Bila dahulu cuma menghasilkan abon serta dendeng. Sekarang ini, sekurang-kurangnya ada bermacam product olahan daging yang dibuatnya.
" Ada abon sapi variannya pedas serta original, abon ayam, abon urat sapi serta yang paling baru yaitu abon ayam kalkun, " tuturnya.
Sesaat, untuk product dendeng daging, menurut Wawan, yang umum disapa Abah, ada dua type dendeng yang di produksi yakni dendeng sayat serta dendeng giling yang cita rasa-rasanya ada yang pedas serta rasa jeruk.
" Bila dendeng sayat, dari sayatan daging, bila giling dagingnya digiling lalu dikeringkan, " tuturnya.
Wawan menjelaskan, usaha pembuatan abon serta dendeng daging sapi awalannya digerakkan oleh Ibu Muslimah yg tidak beda orangtuanya dari neneknya yang bernama Ma Nio. Dari Ma Nio, usaha pembuatan abon dilanjutkan oleh orangtuanya Wawan yakni Ai Rumani.
" Ma Nio mulai meneruskan usaha abon mulai sejak th. 1960, nama abon Ma Nio di ambil dari nama nenek saya, " kata Wawan. Menurut Wawan, untuk masalah pembuatan abon di Garut.
Nama keluarganya memanglah telah cukup lama di kenal, terlebih di Kampung Sanding, Kelurahan Muarasanding, Kecamatan Garut Kota. Maka dari itu, usahanya dilanjutkan dengan turun temurun oleh keluarganya.
Wawan sebagai anak pertama dari Ai Rumani, generasi ke-3 yang buat abon serta dendeng, mulai menggerakkan usaha pembuatan abon mulai sejak th. 1990-an serta mulai tumbuh cepat th. 2000-an.
" Dahulu saya pernah kerja dahulu di Jonggol, jadi sisi TU di sekolah SMA, pulang ke Garut lalu melanjutkan usaha orang-tua, " tuturnya.
Wawan menjelaskan, satu diantara aspek yang buat Abon Ma'Nio dapat bertahan sampai saat ini yaitu usahanya agar bisa tetaplah melindungi cita rasa asli pembuatan abon. Walau pemrosesannya termasuk tradisionil.

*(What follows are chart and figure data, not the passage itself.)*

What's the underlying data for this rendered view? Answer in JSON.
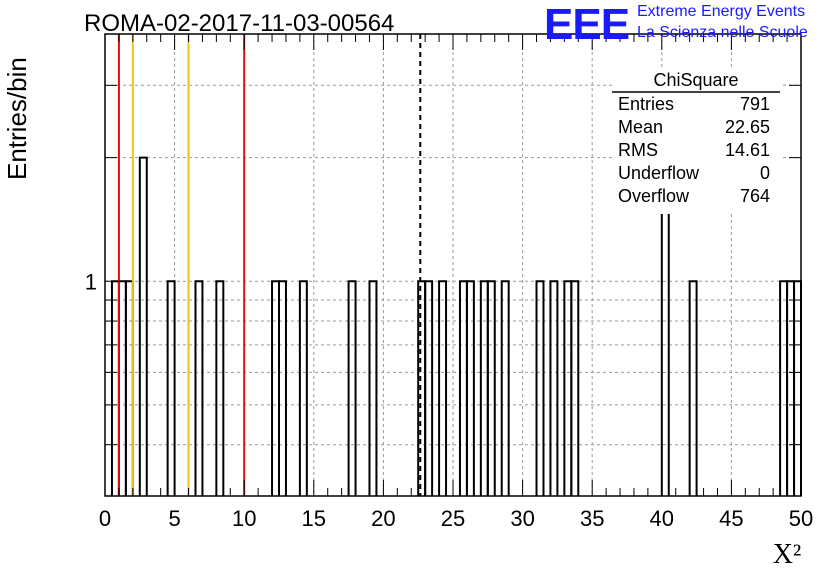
{
  "header": {
    "title": "ROMA-02-2017-11-03-00564",
    "logo_letters": "EEE",
    "logo_line1": "Extreme Energy Events",
    "logo_line2": "La Scienza nelle Scuole"
  },
  "stats": {
    "name": "ChiSquare",
    "rows": [
      {
        "label": "Entries",
        "value": "791"
      },
      {
        "label": "Mean",
        "value": "22.65"
      },
      {
        "label": "RMS",
        "value": "14.61"
      },
      {
        "label": "Underflow",
        "value": "0"
      },
      {
        "label": "Overflow",
        "value": "764"
      }
    ]
  },
  "colors": {
    "red_line": "#e01010",
    "yellow_line": "#f0c020",
    "axis": "#000000",
    "grid": "#9a9a9a"
  },
  "chart_data": {
    "type": "bar",
    "title": "ROMA-02-2017-11-03-00564",
    "xlabel": "X²",
    "ylabel": "Entries/bin",
    "xlim": [
      0,
      50
    ],
    "ylim": [
      0.3,
      4
    ],
    "yscale": "log",
    "grid": true,
    "bin_width": 0.5,
    "x_ticks": [
      "0",
      "5",
      "10",
      "15",
      "20",
      "25",
      "30",
      "35",
      "40",
      "45",
      "50"
    ],
    "y_ticks": [
      "1"
    ],
    "bins": [
      {
        "x": 0.5,
        "y": 1
      },
      {
        "x": 1.0,
        "y": 1
      },
      {
        "x": 1.5,
        "y": 1
      },
      {
        "x": 2.5,
        "y": 2
      },
      {
        "x": 4.5,
        "y": 1
      },
      {
        "x": 6.5,
        "y": 1
      },
      {
        "x": 8.0,
        "y": 1
      },
      {
        "x": 12.0,
        "y": 1
      },
      {
        "x": 12.5,
        "y": 1
      },
      {
        "x": 14.0,
        "y": 1
      },
      {
        "x": 17.5,
        "y": 1
      },
      {
        "x": 19.0,
        "y": 1
      },
      {
        "x": 22.5,
        "y": 1
      },
      {
        "x": 23.0,
        "y": 1
      },
      {
        "x": 24.0,
        "y": 1
      },
      {
        "x": 25.5,
        "y": 1
      },
      {
        "x": 26.0,
        "y": 1
      },
      {
        "x": 27.0,
        "y": 1
      },
      {
        "x": 27.5,
        "y": 1
      },
      {
        "x": 28.5,
        "y": 1
      },
      {
        "x": 31.0,
        "y": 1
      },
      {
        "x": 32.0,
        "y": 1
      },
      {
        "x": 33.0,
        "y": 1
      },
      {
        "x": 33.5,
        "y": 1
      },
      {
        "x": 40.0,
        "y": 2
      },
      {
        "x": 42.0,
        "y": 1
      },
      {
        "x": 48.5,
        "y": 1
      },
      {
        "x": 49.0,
        "y": 1
      },
      {
        "x": 49.5,
        "y": 1
      }
    ],
    "vlines": [
      {
        "x": 1.0,
        "color": "red"
      },
      {
        "x": 2.0,
        "color": "yellow"
      },
      {
        "x": 6.0,
        "color": "yellow"
      },
      {
        "x": 10.0,
        "color": "red"
      },
      {
        "x": 22.65,
        "color": "black",
        "style": "dashed"
      }
    ]
  }
}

Tetapi cita rasa dapat tetaplah terbangun. " Semuanya masih tetap dibuat tradisionil, agar lebih lama pemrosesannya yang perlu rasa-rasanya terbangun, " tutur Wawan. Sekarang ini, lanjut Abah, untuk abon daging sapi saja, dalam dua Minggu dapat jual sampai 50 kg dengan harga per kilogramnya menjangkau Rp 400. 000.
Produksi abon serta dendeng juga akan bertambah tajam umumnya waktu mendekati puasa serta hari raya Idul Fitri. " Penambahannya dapat sampai 2 x lipat lebih dari hari-hari umum, " tuturnya.
Lain dengan hari raya Idul Fitri, menurut Wawan, pada hari raya Idul Adha order pembuatan dendeng serta abon dapat bertambah sampai 500 kg lebih. Karna, mereka yang berqurban seringkali menitipkan daging padanya untuk dibuat jadi dendeng atau abon.
" Saya cuma bisa biaya produksinya saja, umumnya per satu kg daging biayanya dapat Rp 70 ribu buat untuk abon, " tuturnya. Pembuatan abon, menurut Wawan, tidak gampang. Untuk abon sapi, daging yang jadi pilihannya yaitu daging kami sisi belakang.
Sesaat, untuk daging ayam yang di ambil cuma daging diberikan dada saja. Bahkan juga, untuk abon kalkun, dari 12 kg daging ayam kalkun utuh, cuma jadi abon paling banyak 1, 25 kg.
" Dari satu kg daging paling jadi abon cuma setengahnya, bila ayam kalkun utuh yang beratnya 12 kilo, yang dapat jadikan abon dagingnya cuma 2, 5 kilo, jadi abonnya paling 1, 25 kg, maka dari itu harga nya dapat sampai Rp 500 ribu per kilo, " tuturnya.
Wawan mengakui, satu diantara masalah yang dihadapinya sekarang ini yaitu ketersediaan bahan baku. Karna, untuk produksi 50 kg abon ayam saja, dianya butuh sampai 100 kg daging dada ayam yang susah didapat.
Walau sekian, Wawan mengakui dari hasil usaha melanjutkan warisan keluarga ini, dianya dapat menyekolahkan ke-4 anaknya sampai perguruan tinggi yang terlebih dulu tidak sempat dipikirkan olehnya.